New progress in immunobiology and transplantation research
- Xian C. Li1
© Author 2014
Published: 26 January 2014
In this special issue of Burns & Trauma, we focus on transplant immunology, highlighting the pressing issues in the field and emerging strategies in resolving these issues, especially in the area of tolerance induction. The ultimate goal is to achieve transplant tolerance, a state of stable transplant survival without lifelong immunosuppression.

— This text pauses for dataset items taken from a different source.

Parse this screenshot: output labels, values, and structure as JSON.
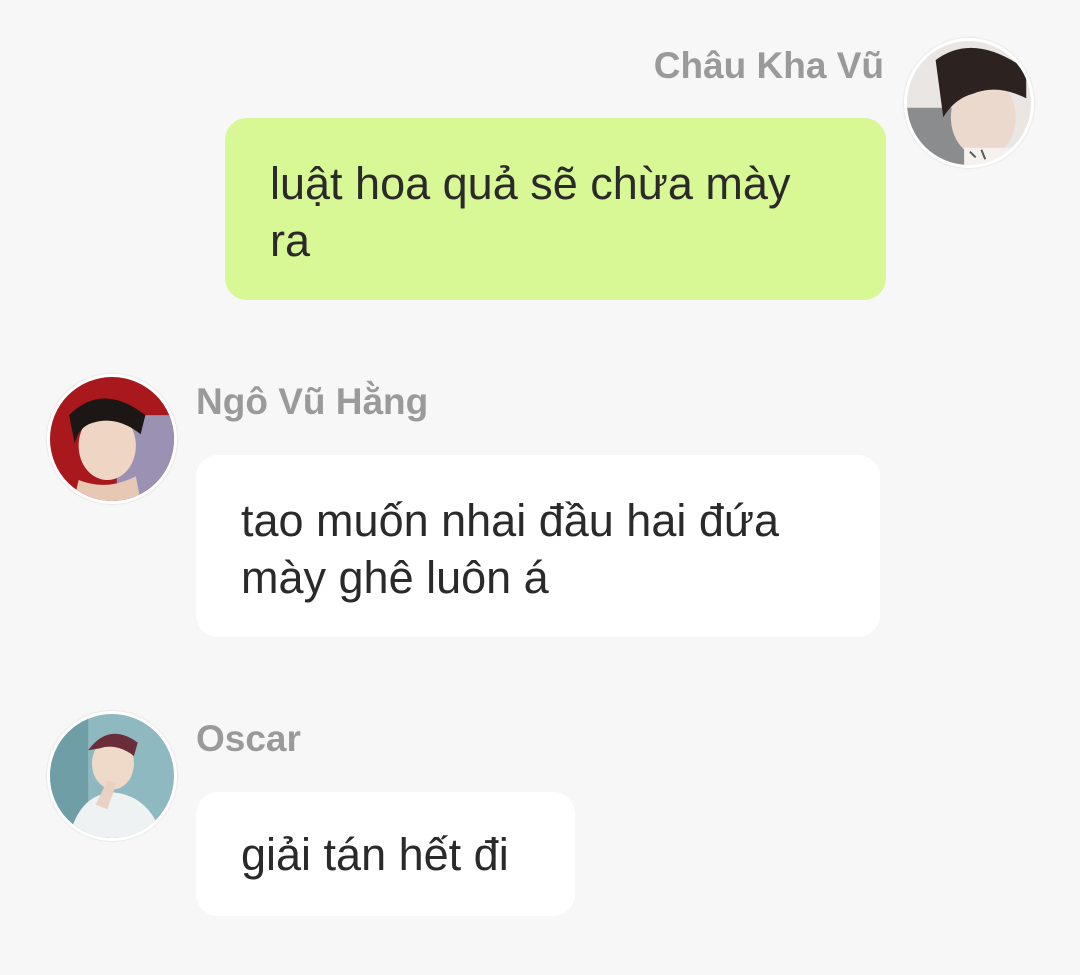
{
  "messages": [
    {
      "sender": "Châu Kha Vũ",
      "text": "luật hoa quả sẽ chừa mày ra",
      "side": "right",
      "avatar_icon": "person-avatar-icon"
    },
    {
      "sender": "Ngô Vũ Hằng",
      "text": "tao muốn nhai đầu hai đứa mày ghê luôn á",
      "side": "left",
      "avatar_icon": "person-avatar-icon"
    },
    {
      "sender": "Oscar",
      "text": "giải tán hết đi",
      "side": "left",
      "avatar_icon": "person-avatar-icon"
    }
  ],
  "colors": {
    "background": "#f7f7f7",
    "own_bubble": "#d8f795",
    "other_bubble": "#ffffff",
    "sender_name": "#9a9a9a",
    "message_text": "#2a2a2a"
  }
}
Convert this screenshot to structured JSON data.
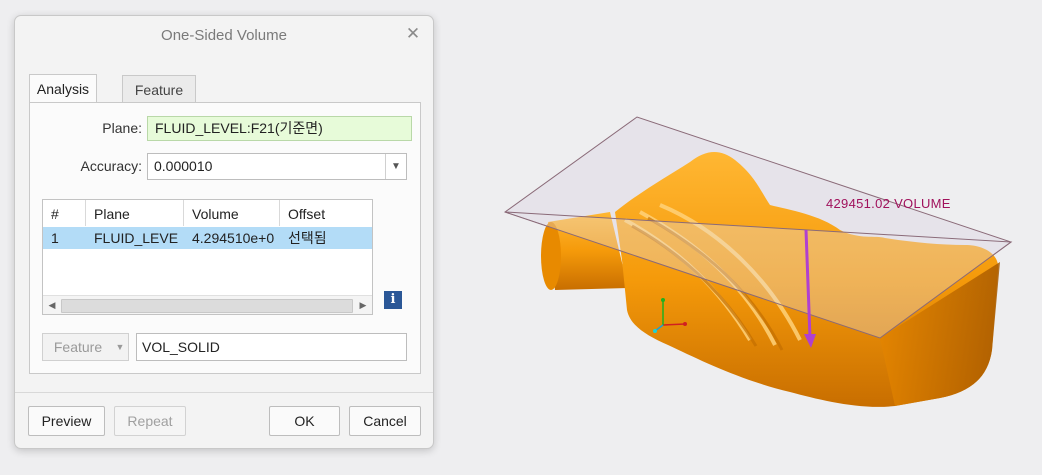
{
  "dialog": {
    "title": "One-Sided Volume",
    "tabs": [
      {
        "label": "Analysis",
        "active": true
      },
      {
        "label": "Feature",
        "active": false
      }
    ],
    "plane_label": "Plane:",
    "plane_value": "FLUID_LEVEL:F21(기준면)",
    "accuracy_label": "Accuracy:",
    "accuracy_value": "0.000010",
    "table": {
      "columns": [
        "#",
        "Plane",
        "Volume",
        "Offset"
      ],
      "rows": [
        {
          "num": "1",
          "plane": "FLUID_LEVEL",
          "volume": "4.294510e+0",
          "offset": "선택됨"
        }
      ]
    },
    "feature_button": "Feature",
    "feature_name": "VOL_SOLID",
    "buttons": {
      "preview": "Preview",
      "repeat": "Repeat",
      "ok": "OK",
      "cancel": "Cancel"
    }
  },
  "viewport": {
    "volume_annotation": "429451.02 VOLUME",
    "model_color": "#f59a0a",
    "annotation_color": "#a0115c",
    "arrow_color": "#b040d0"
  }
}
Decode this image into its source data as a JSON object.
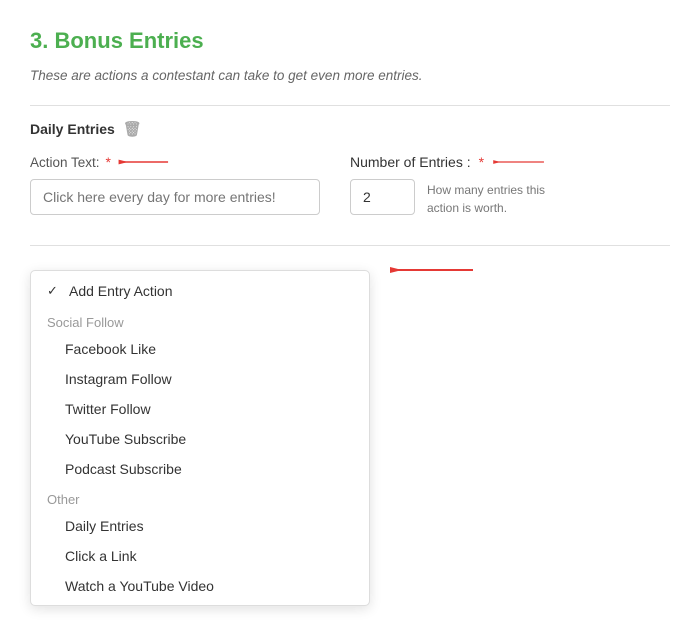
{
  "section": {
    "step_number": "3.",
    "title": "Bonus Entries",
    "subtitle": "These are actions a contestant can take to get even more entries.",
    "daily_entries_label": "Daily Entries",
    "action_text_label": "Action Text:",
    "action_text_placeholder": "Click here every day for more entries!",
    "number_of_entries_label": "Number of Entries :",
    "number_of_entries_value": "2",
    "entries_hint": "How many entries this action is worth."
  },
  "dropdown": {
    "selected_label": "Add Entry Action",
    "groups": [
      {
        "label": "Social Follow",
        "items": [
          "Facebook Like",
          "Instagram Follow",
          "Twitter Follow",
          "YouTube Subscribe",
          "Podcast Subscribe"
        ]
      },
      {
        "label": "Other",
        "items": [
          "Daily Entries",
          "Click a Link",
          "Watch a YouTube Video"
        ]
      }
    ]
  },
  "icons": {
    "trash": "🗑",
    "checkmark": "✓",
    "chevron_down": "›"
  }
}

This topic is a timely one, as solid organ transplantation has clearly come of age, and within a relatively short period of time, transplantation developed from just an exploratory procedure to a preferred treatment of choice for end-stage organ failure. From a clinical perspective, the short-term transplant survival has been excellent now, with 1-year survival greater than 90% for most organ transplants in the clinic. This is mainly due to improvement in immunosuppressive protocols that most effectively control acute rejection. This remarkable accomplishment has resulted in significant advances in many other fronts in clinical medicine, including vascularized composite tissue allotransplantation (VCA) for trauma patients whose injuries are just beyond repair by conventional surgeries. The current experience with hand and face transplantation in the world for those with debilitating and dysfiguring injuries has generated tremendous enthusiasm in that transplantation of multiple different tissues and organs together as a single unit (like a hand) can offer a therapeutic option for some patients that otherwise have no choice of treatment at all.